Potrebbe clamorosamente accadere in Libia ciò che non si è verificato in Egitto: i liberali vincono pur dopo una primavera molto più cruenta, senza un’organizzazione partitica e lo zoccolo duro di una componente laica e moderata, uscita con le ossa rotte dalle lezioni del dopo-Mubarak, schiacciata fra militari e islamici.
Le immagini di una guerra senza quartiere fra fideisti pro-Gheddafi ed i ribelli, della storica guida della Jamahiriya trucidata dal suo stesso popolo, perfino le voci di analisti che avvisavano come la Libia fosse diversa dalla Tunisia e dall’Egitto sembrano perdere un po’ del significato oscuro e pessimista sui destini dello stato nordafricano.
I liberali laici dell’Alleanza per le Forze Nazionali dell’ex primo ministro di transizione Mahmoud Jibril hanno vinto in modo schiacciante nelle città principali Tripoli e Bengasi (rispettivamente con l’80% ed il 60%), grazie alla grande influenza dei giovani e delle donne ed a riconoscerlo sono proprio i grandi rivali del partito Giustizia e Costruzione, i Fratelli Musulmani libici guidati da Mohammed Sewan che con Al Watan costituiranno la colonia islamica nel Congresso Libico.

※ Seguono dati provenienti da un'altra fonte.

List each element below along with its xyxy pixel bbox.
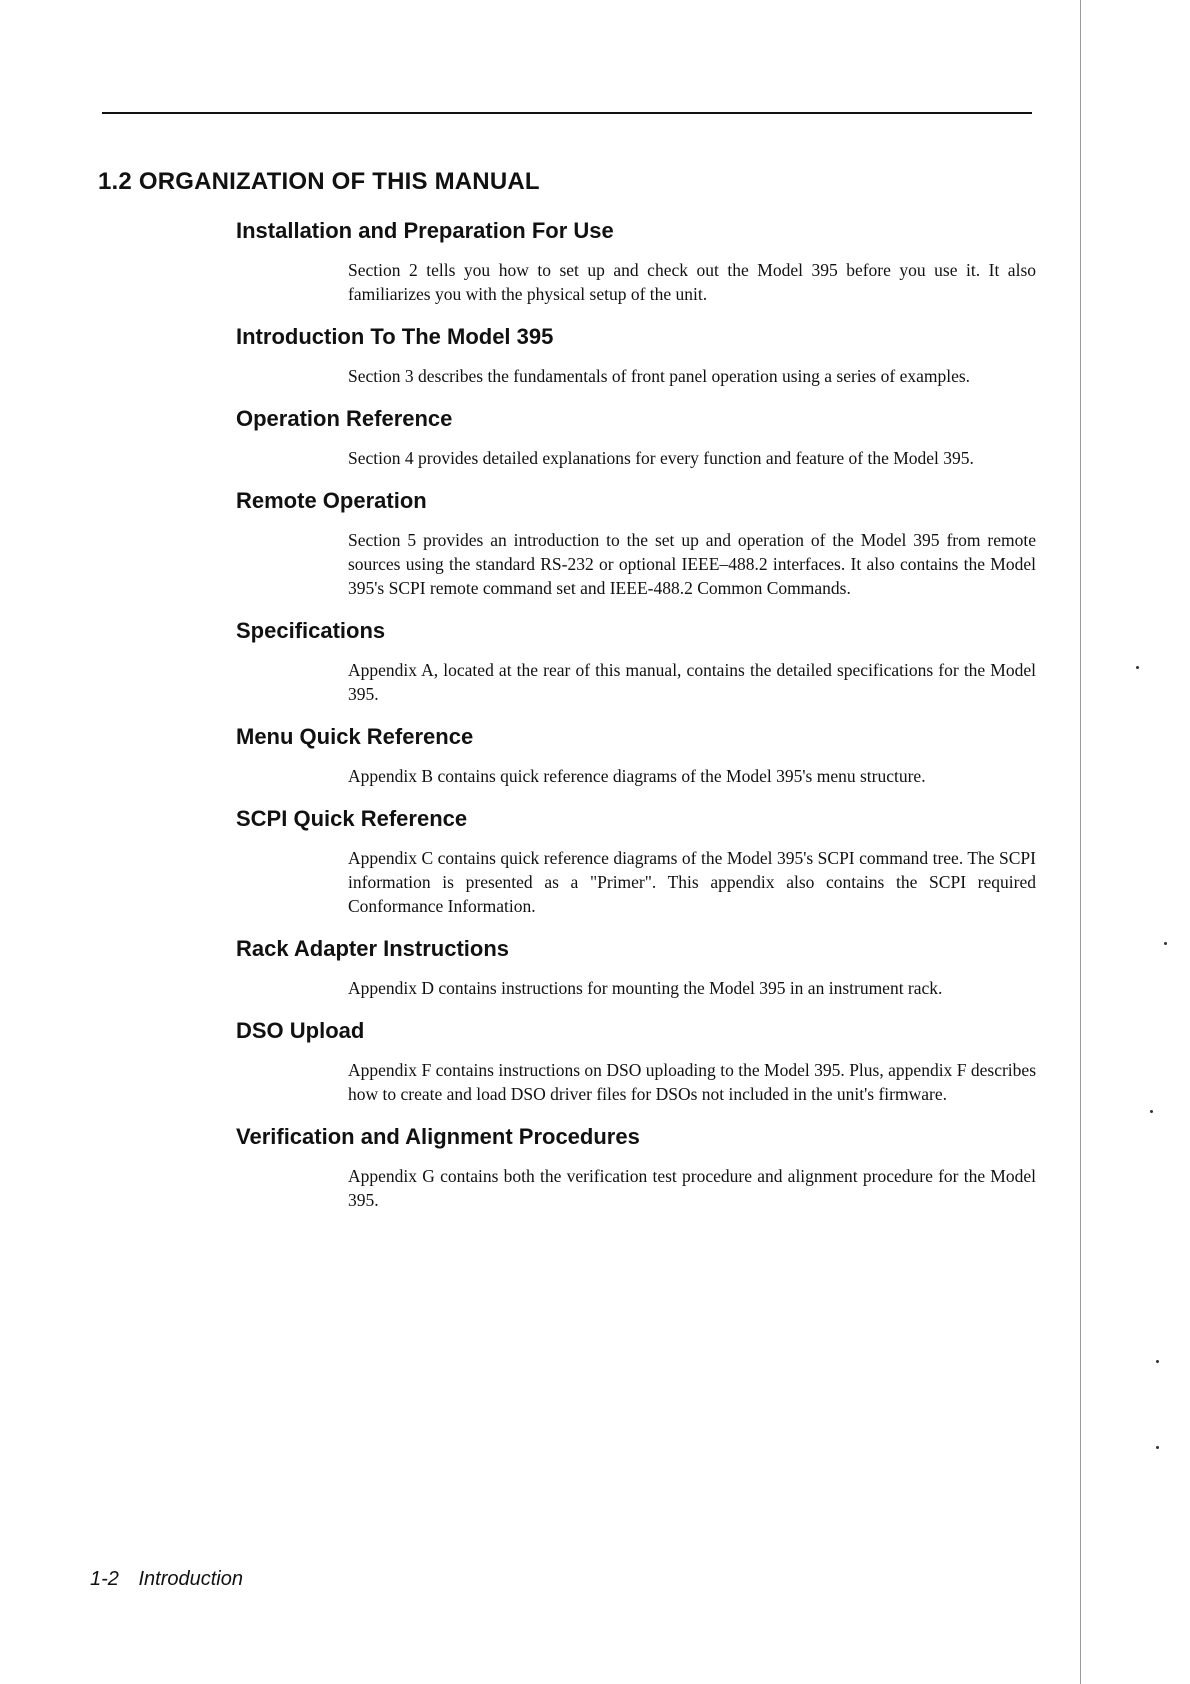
entry-dso-upload (236, 1018, 1036, 1106)
entry-description: Section 5 provides an introduction to the set up and operation of the Model 395 from remote sources using the standard RS-232 or optional IEEE–488.2 interfaces. It also contains the Model 395's SCPI remote command set and IEEE-488.2 Common Commands. (348, 530, 1036, 598)
entry-introduction (236, 324, 1036, 388)
section-title: 1.2 ORGANIZATION OF THIS MANUAL (98, 168, 540, 195)
chapter-name: Introduction (138, 1568, 243, 1590)
entry-scpi-quick-reference (236, 806, 1036, 918)
entry-description: Appendix F contains instructions on DSO uploading to the Model 395. Plus, appendix F describes how to create and load DSO driver files for DSOs not included in the unit's firmware. (348, 1060, 1036, 1104)
page-number: 1-2 (90, 1568, 119, 1590)
entry-description: Appendix D contains instructions for mounting the Model 395 in an instrument rack. (348, 978, 943, 998)
entry-heading: Installation and Preparation For Use (236, 218, 614, 243)
entry-heading: Operation Reference (236, 406, 453, 431)
entry-remote-operation (236, 488, 1036, 600)
page-footer (90, 1568, 243, 1591)
entry-heading: Introduction To The Model 395 (236, 324, 554, 349)
entry-heading: Menu Quick Reference (236, 724, 474, 749)
entry-rack-adapter (236, 936, 1036, 1000)
entry-description: Appendix A, located at the rear of this manual, contains the detailed specifications for the Model 395. (348, 660, 1036, 704)
entry-operation-reference (236, 406, 1036, 470)
entry-description: Section 4 provides detailed explanations for every function and feature of the Model 395. (348, 448, 974, 468)
entry-heading: Remote Operation (236, 488, 427, 513)
entry-verification-alignment (236, 1124, 1036, 1212)
header-rule (102, 112, 1032, 114)
entry-heading: Specifications (236, 618, 386, 643)
entry-installation (236, 218, 1036, 306)
entry-menu-quick-reference (236, 724, 1036, 788)
entry-heading: SCPI Quick Reference (236, 806, 468, 831)
entry-specifications (236, 618, 1036, 706)
manual-organization-list (236, 218, 1036, 1230)
scan-speck (1150, 1110, 1153, 1113)
entry-description: Appendix C contains quick reference diagrams of the Model 395's SCPI command tree. The SCPI information is presented as a "Primer". This appendix also contains the SCPI required Conformance Information. (348, 848, 1036, 916)
scan-speck (1156, 1360, 1159, 1363)
entry-heading: DSO Upload (236, 1018, 365, 1043)
scan-speck (1136, 666, 1139, 669)
page-edge-line (1080, 0, 1081, 1684)
entry-heading: Rack Adapter Instructions (236, 936, 510, 961)
entry-heading: Verification and Alignment Procedures (236, 1124, 640, 1149)
scan-speck (1164, 942, 1167, 945)
entry-description: Section 3 describes the fundamentals of front panel operation using a series of examples. (348, 366, 971, 386)
entry-description: Appendix G contains both the verification test procedure and alignment procedure for the Model 395. (348, 1166, 1036, 1210)
entry-description: Section 2 tells you how to set up and check out the Model 395 before you use it. It also familiarizes you with the physical setup of the unit. (348, 260, 1036, 304)
scan-speck (1156, 1446, 1159, 1449)
entry-description: Appendix B contains quick reference diagrams of the Model 395's menu structure. (348, 766, 926, 786)
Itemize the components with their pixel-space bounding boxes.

Perfino a Bani Walid città storicamente legata a Gheddafi i signori locali hanno appoggiato Jibril mentre uniche eccezioni restano Misurata (la città della grande battaglia finale fra lealisti ed oppositori) e Sirte dove i Fratelli Musulmani si sarebbero imposti di misura.

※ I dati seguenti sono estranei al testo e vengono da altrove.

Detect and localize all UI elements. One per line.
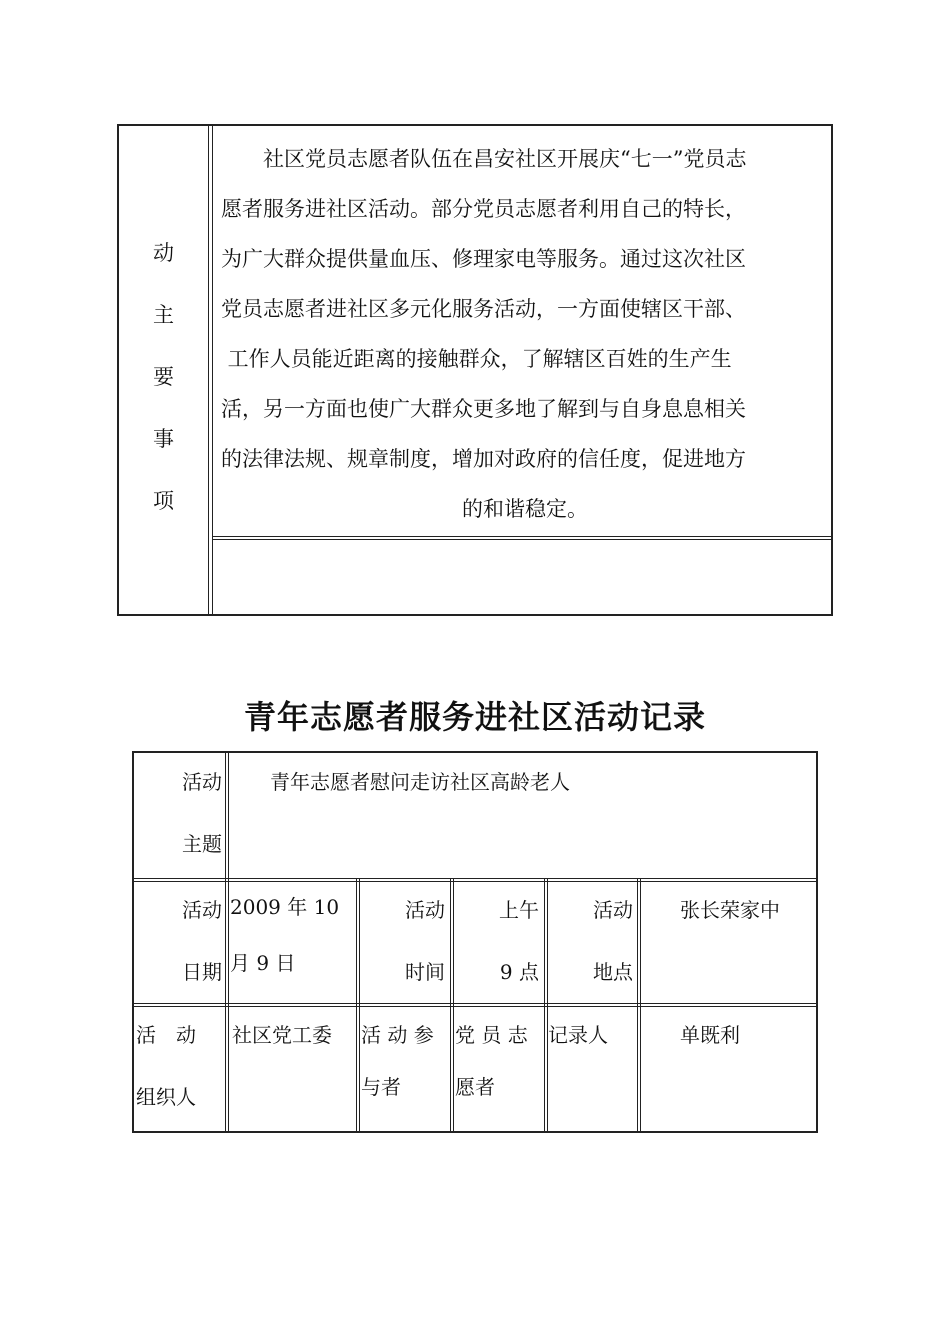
label-char: 项 — [153, 489, 174, 513]
table-divider — [228, 751, 229, 1133]
recorder-value: 单既利 — [680, 1023, 740, 1047]
participants-value — [455, 1004, 543, 1113]
label-char: 要 — [153, 365, 174, 389]
date-label — [132, 879, 222, 1003]
table-divider — [212, 126, 213, 614]
time-value-line: 上午 — [499, 898, 539, 922]
table-divider — [212, 539, 831, 540]
main-items-label — [119, 222, 208, 532]
time-label — [361, 879, 445, 1003]
theme-label — [132, 751, 222, 875]
participants-value-line: 愿者 — [455, 1075, 495, 1099]
table-divider — [208, 126, 209, 614]
description-line: 愿者服务进社区活动。部分党员志愿者利用自己的特长， — [221, 197, 746, 221]
activity-description — [221, 134, 829, 534]
label-char: 事 — [153, 427, 174, 451]
table-divider — [356, 879, 357, 1133]
place-value: 张长荣家中 — [680, 898, 780, 922]
time-label-line: 活动 — [405, 898, 445, 922]
theme-value: 青年志愿者慰问走访社区高龄老人 — [270, 770, 570, 794]
table-divider — [359, 879, 360, 1133]
description-line: 为广大群众提供量血压、修理家电等服务。通过这次社区 — [221, 247, 746, 271]
date-label-line: 日期 — [182, 960, 222, 984]
label-char: 主 — [153, 303, 174, 327]
place-label-line: 地点 — [593, 960, 633, 984]
organizer-value: 社区党工委 — [232, 1023, 332, 1047]
table-divider — [544, 879, 545, 1133]
place-label — [549, 879, 633, 1003]
table-divider — [212, 536, 831, 537]
page-title: 青年志愿者服务进社区活动记录 — [243, 698, 706, 736]
organizer-label-line: 活 动 — [136, 1023, 196, 1047]
description-line: 的和谐稳定。 — [462, 497, 588, 521]
participants-value-line: 党 员 志 — [455, 1023, 528, 1047]
time-value-line: 9 点 — [499, 960, 539, 984]
description-line: 的法律法规、规章制度，增加对政府的信任度，促进地方 — [221, 447, 746, 471]
table-divider — [225, 751, 226, 1133]
description-line: 社区党员志愿者队伍在昌安社区开展庆“七一”党员志 — [221, 147, 747, 171]
activity-content-table — [117, 124, 833, 616]
date-value-line: 月 9 日 — [230, 951, 296, 975]
table-divider — [640, 879, 641, 1133]
theme-label-line: 主题 — [182, 832, 222, 856]
activity-record-table — [132, 751, 818, 1133]
theme-label-line: 活动 — [182, 770, 222, 794]
organizer-label-line: 组织人 — [136, 1085, 196, 1109]
recorder-label: 记录人 — [548, 1023, 608, 1047]
description-line: 工作人员能近距离的接触群众，了解辖区百姓的生产生 — [221, 347, 732, 371]
place-label-line: 活动 — [593, 898, 633, 922]
participants-label-line: 活 动 参 — [361, 1023, 434, 1047]
participants-label — [361, 1004, 449, 1113]
date-value-line: 2009 年 10 — [230, 895, 340, 919]
time-label-line: 时间 — [405, 960, 445, 984]
table-divider — [450, 879, 451, 1133]
table-divider — [637, 879, 638, 1133]
time-value — [455, 879, 539, 1003]
organizer-label — [136, 1004, 222, 1128]
date-value — [230, 879, 356, 991]
date-label-line: 活动 — [182, 898, 222, 922]
description-line: 党员志愿者进社区多元化服务活动，一方面使辖区干部、 — [221, 297, 746, 321]
description-line: 活，另一方面也使广大群众更多地了解到与自身息息相关 — [221, 397, 746, 421]
label-char: 动 — [153, 241, 174, 265]
participants-label-line: 与者 — [361, 1075, 401, 1099]
table-divider — [453, 879, 454, 1133]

È troppo presto per dire se la vittoria laica sarà completa, visto che solo 80 dei 200 seggi del Congresso sono assegnati ai partiti, mentre i restanti 120 spettano ai candidati indipendenti (dove però la rappresentanza laica è ugualmente corposa) ed anche perché resta la grande incognita del Sud del paese, gestito da signori tribali e vicino al Sudan dove le simpatie per Gheddafi e per gli islamici radicali giocano ancora un ruolo determinante.

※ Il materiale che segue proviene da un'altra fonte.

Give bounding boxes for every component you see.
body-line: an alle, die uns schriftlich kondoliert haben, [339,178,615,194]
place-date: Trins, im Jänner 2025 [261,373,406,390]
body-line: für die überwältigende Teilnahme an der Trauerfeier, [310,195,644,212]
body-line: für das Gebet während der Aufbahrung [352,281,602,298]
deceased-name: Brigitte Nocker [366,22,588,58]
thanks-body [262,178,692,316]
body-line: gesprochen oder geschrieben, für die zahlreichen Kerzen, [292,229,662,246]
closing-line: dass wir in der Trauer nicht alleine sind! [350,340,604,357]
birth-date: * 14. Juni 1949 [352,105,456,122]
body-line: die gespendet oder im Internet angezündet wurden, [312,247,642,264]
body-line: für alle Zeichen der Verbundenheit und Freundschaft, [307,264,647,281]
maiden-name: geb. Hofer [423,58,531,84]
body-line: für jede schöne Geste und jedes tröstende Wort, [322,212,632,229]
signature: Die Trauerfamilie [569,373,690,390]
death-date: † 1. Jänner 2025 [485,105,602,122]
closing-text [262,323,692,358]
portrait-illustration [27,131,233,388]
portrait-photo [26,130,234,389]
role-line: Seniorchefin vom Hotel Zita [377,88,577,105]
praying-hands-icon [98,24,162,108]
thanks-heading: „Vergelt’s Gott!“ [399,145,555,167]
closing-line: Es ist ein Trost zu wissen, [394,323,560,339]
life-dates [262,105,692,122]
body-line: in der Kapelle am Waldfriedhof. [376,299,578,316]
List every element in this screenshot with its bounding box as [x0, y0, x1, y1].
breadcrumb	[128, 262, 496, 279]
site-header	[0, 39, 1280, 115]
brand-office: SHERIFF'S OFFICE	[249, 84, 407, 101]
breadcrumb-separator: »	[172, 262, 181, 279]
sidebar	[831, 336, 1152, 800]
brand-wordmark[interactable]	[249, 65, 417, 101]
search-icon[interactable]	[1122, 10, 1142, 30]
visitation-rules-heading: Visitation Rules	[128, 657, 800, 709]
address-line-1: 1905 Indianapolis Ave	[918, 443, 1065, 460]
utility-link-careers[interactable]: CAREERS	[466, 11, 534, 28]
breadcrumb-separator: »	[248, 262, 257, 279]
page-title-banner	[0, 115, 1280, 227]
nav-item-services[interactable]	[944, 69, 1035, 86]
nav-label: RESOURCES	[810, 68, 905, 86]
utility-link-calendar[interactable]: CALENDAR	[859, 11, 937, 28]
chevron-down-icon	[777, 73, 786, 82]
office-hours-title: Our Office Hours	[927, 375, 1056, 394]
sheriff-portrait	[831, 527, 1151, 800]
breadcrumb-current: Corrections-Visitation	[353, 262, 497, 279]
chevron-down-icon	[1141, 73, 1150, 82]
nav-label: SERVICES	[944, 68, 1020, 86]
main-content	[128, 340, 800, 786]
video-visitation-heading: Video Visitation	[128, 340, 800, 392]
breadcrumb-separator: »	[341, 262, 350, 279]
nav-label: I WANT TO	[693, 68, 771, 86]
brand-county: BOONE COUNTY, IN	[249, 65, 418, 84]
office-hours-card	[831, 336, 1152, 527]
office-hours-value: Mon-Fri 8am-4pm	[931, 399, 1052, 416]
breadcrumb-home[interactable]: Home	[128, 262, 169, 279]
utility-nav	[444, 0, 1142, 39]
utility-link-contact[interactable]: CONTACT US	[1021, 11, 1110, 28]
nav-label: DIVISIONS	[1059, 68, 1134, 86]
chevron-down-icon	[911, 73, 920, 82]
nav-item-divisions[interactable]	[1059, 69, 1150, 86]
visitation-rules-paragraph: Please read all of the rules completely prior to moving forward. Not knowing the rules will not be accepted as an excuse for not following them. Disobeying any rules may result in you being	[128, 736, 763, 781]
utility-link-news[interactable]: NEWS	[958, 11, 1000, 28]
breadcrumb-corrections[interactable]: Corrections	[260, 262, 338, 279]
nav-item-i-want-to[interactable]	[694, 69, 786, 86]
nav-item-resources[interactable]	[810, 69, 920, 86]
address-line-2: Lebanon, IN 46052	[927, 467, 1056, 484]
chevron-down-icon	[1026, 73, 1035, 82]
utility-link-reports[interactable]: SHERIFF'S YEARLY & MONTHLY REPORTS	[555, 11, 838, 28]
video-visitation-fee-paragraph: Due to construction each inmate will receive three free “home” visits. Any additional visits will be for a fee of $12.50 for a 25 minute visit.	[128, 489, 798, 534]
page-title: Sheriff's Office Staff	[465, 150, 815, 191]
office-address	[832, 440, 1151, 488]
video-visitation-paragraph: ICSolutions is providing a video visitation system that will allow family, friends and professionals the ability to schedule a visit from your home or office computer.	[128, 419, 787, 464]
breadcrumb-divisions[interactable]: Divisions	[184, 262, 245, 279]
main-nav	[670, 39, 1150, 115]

In un paese comunque devastato dalla guerra civile, isolato dalla comunità internazionale, le elezioni per il Congresso Nazionale hanno coinvolto con insolito entusiasmo 2,7 milioni di libici, 2501 candidati indipendenti e 1206 candidati di 142 partiti politici, con una partecipazione inattesa che ha raggiunto il 65% degli aventi diritto e la parola più diffusa nei pochi notiziari libici per accompagnare queste elezioni, al di là delle ovvie cronache di violenza, è stata: «festa»
Non tradisca la parola “liberale”, perché quelli libici non sono neanche lontanamente paragonabili a quelli mediorientali, ma neppure a quelli egiziani e lo stesso Jibril non ha fatto mistero di voler comunque adottare la Sharia come base per la legislazione principale e di voler avviare rapporti con l’Iran ed altri paesi arabi non allineati, oltre alla stagione dei processi che si prevede ancora dura e senza perdono.
Intorno a lui però ci sono anche persone illuminate, come il segretario del suo partito Faisal Krekshi, esperto in materie economiche ed attento osservatore del mondo, il quale ha già detto che senza aperture internazionali il paese non potrà avere un futuro ed ha parlato di un Piano Marshall, di una grande ripartenza dalle risorse energetiche principali nel paese e di un paese più giusto per giovani e donne, frasi che pesano in uno scenario di ampie violazioni dei diritti umani.
In questi giorni di raro entusiasmo ed in attesa dei risultati definitivi, Jibril parla già da premier, auspicando un governo di unità nazionale, una nuova Costituzione e sognando già un ruolo da presidente, mentre l’assenza di un esercito forte, la frammentazione politica, che pure erano indicati da tutti come i lati deboli della Libia e la mancanza di rivalse islamiche, già rappresentate da Gheddafi con sin troppo fanatismo, potrebbero configurare uno scenario perfino migliore del vicino Egitto dove si addensano ombre di nuovi conflitti.